Outra consideração importante sobre a TRS/Ambiental é que ela oferece um mecanismo de desconto para o agente que destinar seus recicláveis em um ECOPONTO do município. A fórmula prevê que a pessoa que entregar seu material reciclável em pontos pré-determinados, ganhará créditos que serão descontados na própria TRS do ano seguinte. Ou seja, aquele agente consciente de seu papel pode até ZERAR o valor da sua taxa.

O projeto da TRS/Ambiental contempla princípios da Administração Ambiental e do Desenvolvimento Sustentável. No primeiro caso, principalmente, quando cita o “poluidor-pagador”, onde o poluidor deve arcar com os custos da geração. No segundo, quando propõe o “depósito - reembolso”.

E onde a prefeitura ganha com isso? Por um lado ganha por não pagar para enterrar este resíduo, por outro contribui com políticas sociais para a geração de emprego e renda ao destinar este material para uma cooperativa. Neste contexto estima-se que 400.000 quilos de materiais potencialmente recicláveis estejam sendo enviados pela população de Amparo mensalmente para o aterro sanitário - mesmo que exista o serviço de coleta seletiva no município.  O valor de todo esse material: R$ 198.000 por mês.

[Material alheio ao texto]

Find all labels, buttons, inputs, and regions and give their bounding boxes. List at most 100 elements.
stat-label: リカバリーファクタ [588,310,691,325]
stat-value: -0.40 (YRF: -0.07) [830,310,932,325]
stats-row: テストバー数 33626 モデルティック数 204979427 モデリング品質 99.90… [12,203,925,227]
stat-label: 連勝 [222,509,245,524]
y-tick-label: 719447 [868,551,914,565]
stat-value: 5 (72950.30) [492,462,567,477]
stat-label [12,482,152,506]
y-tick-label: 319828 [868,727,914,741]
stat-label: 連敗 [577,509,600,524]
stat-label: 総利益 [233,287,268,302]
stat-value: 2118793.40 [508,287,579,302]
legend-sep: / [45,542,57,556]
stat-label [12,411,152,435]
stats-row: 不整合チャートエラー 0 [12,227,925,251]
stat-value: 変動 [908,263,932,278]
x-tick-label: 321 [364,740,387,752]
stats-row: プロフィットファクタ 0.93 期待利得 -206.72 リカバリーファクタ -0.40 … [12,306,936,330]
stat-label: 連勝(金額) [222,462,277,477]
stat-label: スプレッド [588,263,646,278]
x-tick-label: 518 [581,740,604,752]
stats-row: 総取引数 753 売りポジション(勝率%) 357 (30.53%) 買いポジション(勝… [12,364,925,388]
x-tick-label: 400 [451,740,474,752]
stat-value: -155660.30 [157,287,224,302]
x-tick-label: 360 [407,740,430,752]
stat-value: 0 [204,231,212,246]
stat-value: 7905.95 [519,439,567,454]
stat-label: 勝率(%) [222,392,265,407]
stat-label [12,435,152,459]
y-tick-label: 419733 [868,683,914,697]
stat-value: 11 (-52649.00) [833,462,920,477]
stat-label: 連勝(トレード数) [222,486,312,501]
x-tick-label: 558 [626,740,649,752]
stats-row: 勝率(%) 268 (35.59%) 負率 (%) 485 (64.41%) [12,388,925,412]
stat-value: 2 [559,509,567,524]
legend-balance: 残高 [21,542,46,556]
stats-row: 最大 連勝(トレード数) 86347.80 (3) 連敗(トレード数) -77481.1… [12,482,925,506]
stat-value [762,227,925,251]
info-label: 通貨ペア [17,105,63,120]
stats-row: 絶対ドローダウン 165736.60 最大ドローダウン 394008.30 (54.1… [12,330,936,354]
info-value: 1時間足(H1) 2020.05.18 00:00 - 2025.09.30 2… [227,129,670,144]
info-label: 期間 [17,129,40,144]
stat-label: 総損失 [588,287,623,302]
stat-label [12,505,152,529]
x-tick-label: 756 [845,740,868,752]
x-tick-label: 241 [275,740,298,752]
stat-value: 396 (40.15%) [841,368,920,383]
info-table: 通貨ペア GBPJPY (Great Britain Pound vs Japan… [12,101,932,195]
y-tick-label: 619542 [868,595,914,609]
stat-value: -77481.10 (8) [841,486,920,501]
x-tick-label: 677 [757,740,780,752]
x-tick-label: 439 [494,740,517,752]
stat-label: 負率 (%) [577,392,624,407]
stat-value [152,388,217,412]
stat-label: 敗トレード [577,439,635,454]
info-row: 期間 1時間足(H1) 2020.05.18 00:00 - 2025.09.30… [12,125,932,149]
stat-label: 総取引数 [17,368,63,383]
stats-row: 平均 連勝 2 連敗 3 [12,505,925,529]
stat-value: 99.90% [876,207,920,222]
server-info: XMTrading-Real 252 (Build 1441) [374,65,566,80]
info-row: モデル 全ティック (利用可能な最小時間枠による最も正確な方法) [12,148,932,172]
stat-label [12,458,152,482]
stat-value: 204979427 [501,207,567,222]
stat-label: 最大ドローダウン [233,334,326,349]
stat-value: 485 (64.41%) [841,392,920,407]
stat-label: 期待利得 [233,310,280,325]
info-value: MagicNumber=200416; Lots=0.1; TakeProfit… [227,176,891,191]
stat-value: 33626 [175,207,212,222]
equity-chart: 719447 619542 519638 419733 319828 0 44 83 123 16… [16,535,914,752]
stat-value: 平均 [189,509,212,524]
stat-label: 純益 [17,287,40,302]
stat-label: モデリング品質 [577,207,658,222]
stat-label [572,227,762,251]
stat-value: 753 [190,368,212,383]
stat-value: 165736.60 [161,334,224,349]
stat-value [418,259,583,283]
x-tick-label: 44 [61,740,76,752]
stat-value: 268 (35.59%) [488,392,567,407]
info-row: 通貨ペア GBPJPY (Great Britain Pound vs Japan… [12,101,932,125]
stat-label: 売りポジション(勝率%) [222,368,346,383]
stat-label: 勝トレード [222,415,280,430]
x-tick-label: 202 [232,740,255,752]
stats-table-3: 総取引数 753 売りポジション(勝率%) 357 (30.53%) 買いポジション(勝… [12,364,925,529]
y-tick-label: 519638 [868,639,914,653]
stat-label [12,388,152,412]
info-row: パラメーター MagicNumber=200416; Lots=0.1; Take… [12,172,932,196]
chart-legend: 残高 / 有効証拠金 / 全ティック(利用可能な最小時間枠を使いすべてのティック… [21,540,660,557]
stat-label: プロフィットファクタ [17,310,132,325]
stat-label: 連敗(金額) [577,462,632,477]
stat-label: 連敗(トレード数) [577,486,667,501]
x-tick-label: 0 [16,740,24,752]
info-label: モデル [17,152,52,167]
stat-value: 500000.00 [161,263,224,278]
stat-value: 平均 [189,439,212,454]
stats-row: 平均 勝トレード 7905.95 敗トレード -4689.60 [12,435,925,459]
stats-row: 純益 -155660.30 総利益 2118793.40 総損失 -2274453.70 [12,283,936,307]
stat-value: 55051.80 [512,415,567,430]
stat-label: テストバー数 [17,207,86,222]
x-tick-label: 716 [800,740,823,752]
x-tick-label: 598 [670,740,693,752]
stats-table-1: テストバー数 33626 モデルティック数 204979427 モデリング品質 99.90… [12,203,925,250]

Onde o meio ambiente ganha com isso? Além dos diversos impactos ambientais que um aterro sanitário causa, também tem que ser levado em consideração a questão da economia dos recursos naturais. Neste caso, por exemplo, se todo papel e papelão que é gerado mensalmente na cidade for reciclado, 1958 árvores poderiam ser poupadas.

Onde a sociedade ganha com isso? Hoje já pagamos pelos serviços que serão cobertos pela taxa. Não existe uma arrecadação específica destinada ao manejo de resíduos, mas ele é pago por fontes da administração municipal. É certo que por isso todos paguem um mesmo valor médio pelos resíduos sólidos domiciliares, ou seja, todos imóveis contribuem igualitariamente pelo lixo, seja ele pequeno e de uma família pobre – seja ele um grande comércio ou uma grande casa de alto padrão em um bairro nobre. A TRS/Ambiental visa reparar isso. Além disso, famílias em condições de pobreza estão isentas da cobrança.

A sociedade ganha também por ter uma melhor gestão do meio ambiente, ainda mais numa região famosa pelo turismo rural e ecológico. Precisamos sair do papel de espectador pela educação ambiental que não possuímos e passarmos a ser atores e responsáveis conscientes do mal que fazemos quando descartamos qualquer tipo de resíduos de forma errada, desde uma simples bituca de cigarro ou um papelzinho de bala até o nosso ¨lixo¨ que produzimos no dia-dia.